Luke 22 tells us of the arrest of Jesus in a detailed way. Perhaps some who came to arrest him later believed and joined the disciples after Pentecost. The gospel writers would have had their testimony corroborated by such individuals. John ends his Gospel by stating, “Now there were many other things that Jesus did. Were every one of them to be written, I suppose that the world itself could not contain the books that would be written”.

From an early age Jesus was conscious of the Old Testament records concerning himself. In the final hours before his arrest he tells his disciples, “I tell you this scripture must be fulfilled in me … for what is written about me must have its fulfilment” (verse 37). And so, tragically and wonderfully, it was fulfilled in his sacrifice for our sins. There are a great many Old Testament prophecies which speak of the last days, such as those we will soon come to in Ezekiel and we must put these alongside the last days predictions Jesus made in the Olivet prophecy.
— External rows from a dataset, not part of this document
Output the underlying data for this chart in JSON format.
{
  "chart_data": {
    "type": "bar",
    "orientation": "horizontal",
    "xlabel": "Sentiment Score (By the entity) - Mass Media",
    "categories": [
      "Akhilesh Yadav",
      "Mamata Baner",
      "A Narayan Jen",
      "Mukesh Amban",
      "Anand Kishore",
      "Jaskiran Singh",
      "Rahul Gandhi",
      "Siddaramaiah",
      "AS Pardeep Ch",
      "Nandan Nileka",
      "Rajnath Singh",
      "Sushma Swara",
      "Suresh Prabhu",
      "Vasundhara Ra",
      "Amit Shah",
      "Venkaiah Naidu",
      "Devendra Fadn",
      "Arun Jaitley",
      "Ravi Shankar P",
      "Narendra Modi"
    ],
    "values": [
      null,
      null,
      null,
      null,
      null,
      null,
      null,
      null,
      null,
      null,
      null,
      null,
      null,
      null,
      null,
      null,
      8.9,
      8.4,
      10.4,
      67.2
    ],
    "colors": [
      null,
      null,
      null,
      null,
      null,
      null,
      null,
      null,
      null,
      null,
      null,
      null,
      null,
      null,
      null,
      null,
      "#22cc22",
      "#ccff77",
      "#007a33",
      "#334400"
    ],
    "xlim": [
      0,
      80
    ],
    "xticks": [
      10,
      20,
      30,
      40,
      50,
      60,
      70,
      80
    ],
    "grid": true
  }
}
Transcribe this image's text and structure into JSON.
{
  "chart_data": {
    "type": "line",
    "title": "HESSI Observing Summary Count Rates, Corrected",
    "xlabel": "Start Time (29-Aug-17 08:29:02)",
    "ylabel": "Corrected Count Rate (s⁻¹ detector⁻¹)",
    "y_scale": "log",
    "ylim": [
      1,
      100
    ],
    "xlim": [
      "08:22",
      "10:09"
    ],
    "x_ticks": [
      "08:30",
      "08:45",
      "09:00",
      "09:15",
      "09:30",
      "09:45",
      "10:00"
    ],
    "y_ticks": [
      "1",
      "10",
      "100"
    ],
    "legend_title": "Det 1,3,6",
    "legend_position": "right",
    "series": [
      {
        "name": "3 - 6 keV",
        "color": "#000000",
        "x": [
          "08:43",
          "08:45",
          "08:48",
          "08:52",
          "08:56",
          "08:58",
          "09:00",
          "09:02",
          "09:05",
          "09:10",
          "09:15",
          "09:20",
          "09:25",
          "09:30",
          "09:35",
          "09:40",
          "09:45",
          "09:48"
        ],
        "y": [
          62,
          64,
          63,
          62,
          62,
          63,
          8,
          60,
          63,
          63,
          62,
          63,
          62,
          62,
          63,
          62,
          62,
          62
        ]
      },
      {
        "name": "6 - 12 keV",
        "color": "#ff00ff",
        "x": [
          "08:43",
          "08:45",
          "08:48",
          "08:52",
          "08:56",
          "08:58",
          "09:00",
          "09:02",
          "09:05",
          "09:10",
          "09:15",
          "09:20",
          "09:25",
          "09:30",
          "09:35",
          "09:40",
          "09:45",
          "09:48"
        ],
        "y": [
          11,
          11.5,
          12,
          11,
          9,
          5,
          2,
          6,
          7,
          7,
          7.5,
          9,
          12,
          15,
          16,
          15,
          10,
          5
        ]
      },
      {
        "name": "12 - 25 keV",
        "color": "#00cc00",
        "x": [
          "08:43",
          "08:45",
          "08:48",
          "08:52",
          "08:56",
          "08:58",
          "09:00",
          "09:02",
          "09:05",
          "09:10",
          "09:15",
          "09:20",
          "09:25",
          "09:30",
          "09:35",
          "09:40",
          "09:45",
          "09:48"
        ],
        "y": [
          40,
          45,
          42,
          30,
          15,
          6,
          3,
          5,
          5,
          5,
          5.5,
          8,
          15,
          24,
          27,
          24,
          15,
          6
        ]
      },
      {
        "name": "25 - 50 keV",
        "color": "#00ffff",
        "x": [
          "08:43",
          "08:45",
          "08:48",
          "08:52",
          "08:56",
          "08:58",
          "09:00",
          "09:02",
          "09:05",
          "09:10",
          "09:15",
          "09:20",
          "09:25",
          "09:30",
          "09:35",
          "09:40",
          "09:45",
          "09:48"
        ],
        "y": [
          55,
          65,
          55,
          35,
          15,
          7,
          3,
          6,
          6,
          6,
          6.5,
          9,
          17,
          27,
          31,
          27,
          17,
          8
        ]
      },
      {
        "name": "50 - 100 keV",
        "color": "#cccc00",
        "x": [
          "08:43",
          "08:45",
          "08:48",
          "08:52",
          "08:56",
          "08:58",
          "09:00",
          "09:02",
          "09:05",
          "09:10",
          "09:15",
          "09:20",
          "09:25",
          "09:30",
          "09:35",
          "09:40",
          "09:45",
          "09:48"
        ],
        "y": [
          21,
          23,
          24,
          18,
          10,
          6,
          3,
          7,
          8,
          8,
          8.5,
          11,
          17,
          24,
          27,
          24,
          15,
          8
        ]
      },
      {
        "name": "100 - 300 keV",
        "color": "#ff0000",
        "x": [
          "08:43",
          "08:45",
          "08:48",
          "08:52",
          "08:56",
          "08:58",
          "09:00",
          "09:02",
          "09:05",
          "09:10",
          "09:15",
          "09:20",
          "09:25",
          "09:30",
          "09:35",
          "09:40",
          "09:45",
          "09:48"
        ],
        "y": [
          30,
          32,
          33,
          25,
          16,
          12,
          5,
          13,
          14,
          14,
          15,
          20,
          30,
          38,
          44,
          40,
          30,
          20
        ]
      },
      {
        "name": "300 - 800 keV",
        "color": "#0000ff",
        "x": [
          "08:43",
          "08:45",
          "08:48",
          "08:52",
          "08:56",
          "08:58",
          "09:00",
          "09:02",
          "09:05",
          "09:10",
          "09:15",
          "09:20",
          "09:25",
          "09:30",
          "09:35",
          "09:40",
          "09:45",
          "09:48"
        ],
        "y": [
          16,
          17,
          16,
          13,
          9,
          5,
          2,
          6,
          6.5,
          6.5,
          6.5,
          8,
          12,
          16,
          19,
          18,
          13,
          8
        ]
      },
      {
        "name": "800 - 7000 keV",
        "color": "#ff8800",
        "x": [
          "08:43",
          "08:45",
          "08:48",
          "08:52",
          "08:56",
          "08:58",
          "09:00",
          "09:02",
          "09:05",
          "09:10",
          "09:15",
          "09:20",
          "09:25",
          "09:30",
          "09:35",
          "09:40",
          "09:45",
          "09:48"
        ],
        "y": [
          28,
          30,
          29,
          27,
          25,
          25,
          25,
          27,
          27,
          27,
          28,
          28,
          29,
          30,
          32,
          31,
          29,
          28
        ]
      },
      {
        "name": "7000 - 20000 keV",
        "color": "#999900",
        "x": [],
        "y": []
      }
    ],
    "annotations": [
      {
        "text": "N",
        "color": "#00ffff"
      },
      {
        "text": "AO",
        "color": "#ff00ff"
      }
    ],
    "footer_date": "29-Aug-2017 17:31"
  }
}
In Ezekiel 25 there is a prophecy that has already been fulfilled. “Thus says the LORD: Because the Philistines acted revengefully and took vengeance with malice … I will execute great vengeance upon them …” (verses 16,17). These people have disappeared from history. There is no mention of them in the New Testament. Maybe we might conjecture that the Palestinians are the modern equivalent as they occupy the same territory. “Scripture must be fulfilled” – we are living in awesome days. Let us accept the challenge of Jesus to “search the Scriptures” (John 5:39), and not “refuse to come to me that you may have life” (verse 40).